The Decoding Challenge: Brachygraphy 2.0

Brachygraphy was hard to decipher for Dickens, but Dickens’s shorthand is even harder for us because he reinvented it. He made a lot of changes to the system in order to make it easier to use for himself and his pupils. His son Henry said ‘at the time he taught me, he had so radically altered it, from time to time, as to make it practically a system of his own’.[1] So we are dealing with Dickens’s own brand of shorthand: Brachygraphy 2.0. This novel version has new symbols invented by Dickens in which the meaning of the word is helpfully suggested by the shape of the symbols – three horizontal lines to represent ‘electric telegraph’, two vertical lines to mean ‘together’. Arthur Stone’s notebook also shows him inventing ‘combinations’ which blend the shapes for different letters into new characters. The quicker Dickens wrote in shorthand, the more blurred the distinctions between characters became. Dickens merged the symbols for ‘your’, ‘will’, and ‘were’ into one multi-purpose shape.
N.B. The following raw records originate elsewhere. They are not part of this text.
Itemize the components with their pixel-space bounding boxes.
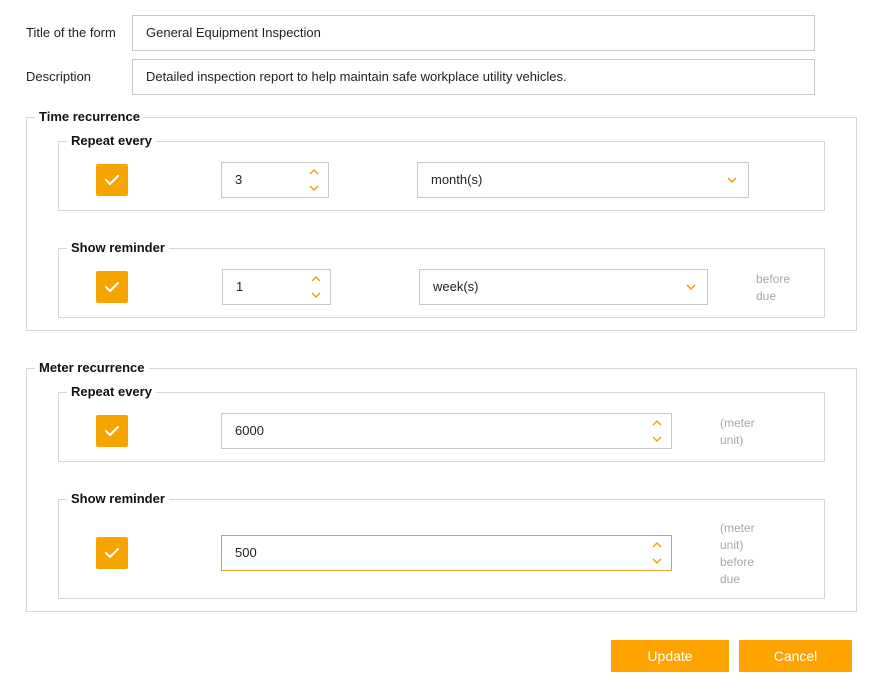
- hint-line: due: [756, 289, 777, 303]
- chevron-up-icon[interactable]: [651, 419, 663, 427]
- meter-reminder-stepper[interactable]: 500: [221, 535, 672, 571]
- description-label: Description: [26, 69, 92, 84]
- title-input[interactable]: General Equipment Inspection: [132, 15, 815, 51]
- time-reminder-hint: before due: [756, 271, 790, 305]
- time-repeat-legend: Repeat every: [67, 132, 156, 150]
- time-reminder-value: 1: [236, 279, 244, 294]
- checkmark-icon: [104, 425, 120, 437]
- time-reminder-stepper[interactable]: 1: [222, 269, 331, 305]
- hint-line: (meter: [720, 416, 755, 430]
- meter-recurrence-legend: Meter recurrence: [35, 359, 149, 377]
- meter-reminder-value: 500: [235, 545, 257, 560]
- hint-line: before: [720, 555, 755, 569]
- time-repeat-unit-value: month(s): [431, 172, 483, 187]
- meter-repeat-stepper[interactable]: 6000: [221, 413, 672, 449]
- hint-line: unit): [720, 538, 744, 552]
- title-label: Title of the form: [26, 25, 116, 40]
- meter-repeat-legend: Repeat every: [67, 383, 156, 401]
- time-reminder-checkbox[interactable]: [96, 271, 128, 303]
- time-repeat-value: 3: [235, 172, 243, 187]
- hint-line: (meter: [720, 521, 755, 535]
- checkmark-icon: [104, 174, 120, 186]
- meter-repeat-checkbox[interactable]: [96, 415, 128, 447]
- hint-line: due: [720, 572, 741, 586]
- meter-reminder-checkbox[interactable]: [96, 537, 128, 569]
- checkmark-icon: [104, 281, 120, 293]
- chevron-up-icon[interactable]: [308, 168, 320, 176]
- hint-line: unit): [720, 433, 744, 447]
- update-button[interactable]: Update: [611, 640, 729, 672]
- time-recurrence-legend: Time recurrence: [35, 108, 144, 126]
- time-reminder-unit-value: week(s): [433, 279, 479, 294]
- time-repeat-checkbox[interactable]: [96, 164, 128, 196]
- meter-repeat-value: 6000: [235, 423, 264, 438]
- meter-reminder-legend: Show reminder: [67, 490, 169, 508]
- cancel-button[interactable]: Cancel: [739, 640, 852, 672]
- hint-line: before: [756, 272, 791, 286]
- chevron-down-icon[interactable]: [308, 184, 320, 192]
- time-repeat-stepper[interactable]: 3: [221, 162, 329, 198]
- time-reminder-unit-select[interactable]: week(s): [419, 269, 708, 305]
- chevron-down-icon: [727, 177, 737, 184]
- chevron-up-icon[interactable]: [651, 541, 663, 549]
- chevron-down-icon[interactable]: [651, 557, 663, 565]
- chevron-down-icon[interactable]: [310, 291, 322, 299]
- meter-repeat-hint: (meter unit): [720, 415, 755, 449]
- chevron-up-icon[interactable]: [310, 275, 322, 283]
- description-input[interactable]: Detailed inspection report to help maint…: [132, 59, 815, 95]
- checkmark-icon: [104, 547, 120, 559]
- meter-reminder-hint: (meter unit) before due: [720, 520, 755, 588]
- chevron-down-icon: [686, 284, 696, 291]
- time-repeat-unit-select[interactable]: month(s): [417, 162, 749, 198]
- chevron-down-icon[interactable]: [651, 435, 663, 443]
- time-reminder-legend: Show reminder: [67, 239, 169, 257]
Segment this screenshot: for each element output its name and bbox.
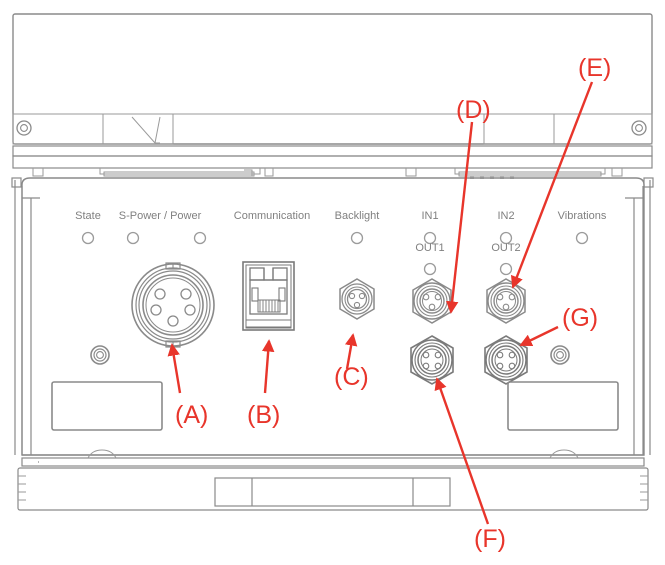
ethernet-jack xyxy=(242,261,295,331)
callout-arrow-a xyxy=(167,343,182,394)
callout-label-a: (A) xyxy=(175,401,209,429)
callout-arrow-f xyxy=(434,377,490,525)
pin xyxy=(508,293,516,301)
pin xyxy=(358,292,366,300)
bottom-rail-feet xyxy=(87,449,579,459)
callout-arrow-g xyxy=(519,325,559,347)
pin xyxy=(150,304,162,316)
callout-label-e: (E) xyxy=(578,54,612,82)
pin xyxy=(422,362,430,370)
pin xyxy=(434,351,442,359)
pin xyxy=(154,288,166,300)
panel-drawing-svg xyxy=(11,13,654,525)
pin xyxy=(496,351,504,359)
backlight-connector xyxy=(339,278,375,320)
label-plate-left xyxy=(51,381,163,431)
screw-left xyxy=(90,345,110,365)
mid-rail-tabs xyxy=(32,168,623,177)
led-vibrations xyxy=(575,231,589,245)
in1-out1-top-connector xyxy=(412,278,452,324)
pin xyxy=(180,288,192,300)
callout-label-d: (D) xyxy=(456,96,491,124)
pin xyxy=(184,304,196,316)
callout-label-g: (G) xyxy=(562,304,599,332)
device-panel-diagram: State S-Power / Power Communication Back… xyxy=(0,0,665,565)
pin xyxy=(508,362,516,370)
label-out2: OUT2 xyxy=(491,242,521,254)
in1-out1-bottom-connector xyxy=(410,335,454,385)
mid-rail xyxy=(12,145,653,169)
callout-arrow-e xyxy=(510,81,594,289)
pin xyxy=(428,303,436,311)
callout-label-b: (B) xyxy=(247,401,281,429)
label-out1: OUT1 xyxy=(415,242,445,254)
top-housing xyxy=(12,13,653,145)
pin xyxy=(353,301,361,309)
pin xyxy=(496,293,504,301)
bottom-center-block xyxy=(214,477,451,507)
label-vibrations: Vibrations xyxy=(557,210,607,222)
led-s-power xyxy=(126,231,140,245)
pin xyxy=(502,303,510,311)
bottom-rail xyxy=(17,454,649,511)
pin xyxy=(167,315,179,327)
pin xyxy=(348,292,356,300)
label-in1: IN1 xyxy=(421,210,439,222)
in2-out2-top-connector xyxy=(486,278,526,324)
top-housing-detail xyxy=(12,113,653,145)
power-connector xyxy=(131,262,215,348)
screw-top-right xyxy=(631,120,647,136)
pin xyxy=(434,362,442,370)
bottom-side-notches xyxy=(18,475,648,501)
pin xyxy=(496,362,504,370)
screw-top-left xyxy=(16,120,32,136)
pin xyxy=(434,293,442,301)
callout-arrow-b xyxy=(261,339,275,394)
callout-label-c: (C) xyxy=(334,363,369,391)
led-out2 xyxy=(499,262,513,276)
callout-label-f: (F) xyxy=(474,525,506,553)
label-plate-right xyxy=(507,381,619,431)
in2-out2-bottom-connector xyxy=(484,335,528,385)
led-out1 xyxy=(423,262,437,276)
pin xyxy=(422,293,430,301)
pin xyxy=(422,351,430,359)
led-state xyxy=(81,231,95,245)
led-power xyxy=(193,231,207,245)
screw-right xyxy=(550,345,570,365)
pin xyxy=(508,351,516,359)
led-backlight xyxy=(350,231,364,245)
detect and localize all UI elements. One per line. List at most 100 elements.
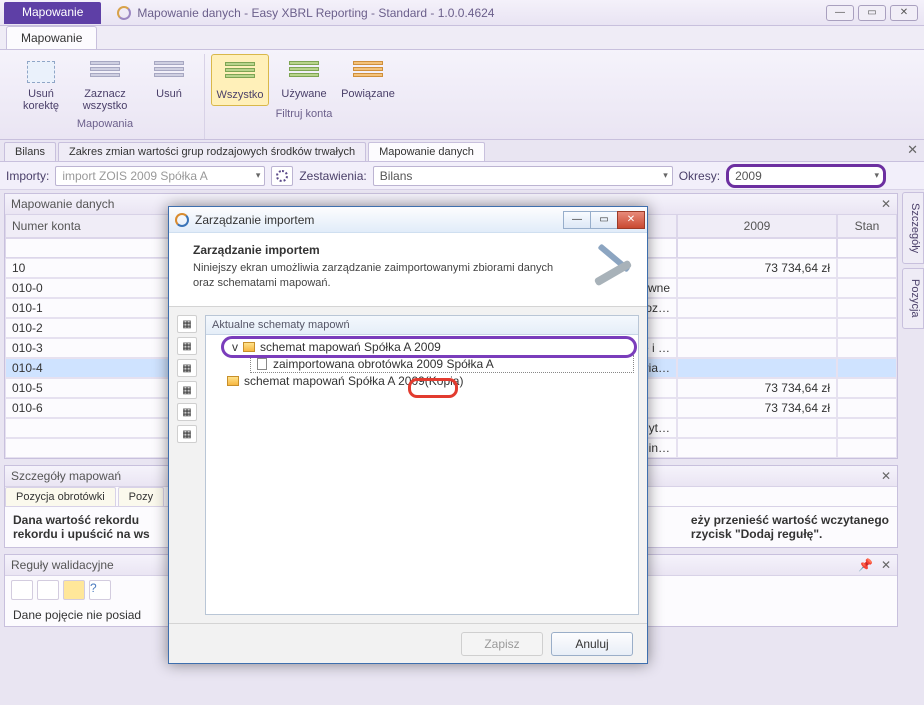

This ‘shorthand of shorthand’ was easy for Dickens to write, but very hard for us to read.

Dickens’s Brachygraphy 2.0 was imaginative, efficient and user-friendly – at least for its creator and his pupils. However, by simplifying the system, he made it harder for us to decipher because there is no manual that we can use. We only have his shorthand notebooks and manuscripts to fall back on. The challenge for the Dickens Decoders is to work out the details of Dickens’s new system by using the notebooks to decipher his manuscripts. The more we transcribe, the more we are able to understand the ‘Dickens Code’. This process of understanding is really what our project is all about.

References

[1] Henry Dickens, The Recollections of Sir Henry Dickens, K.C. (London: Heinemann, 1934), 42.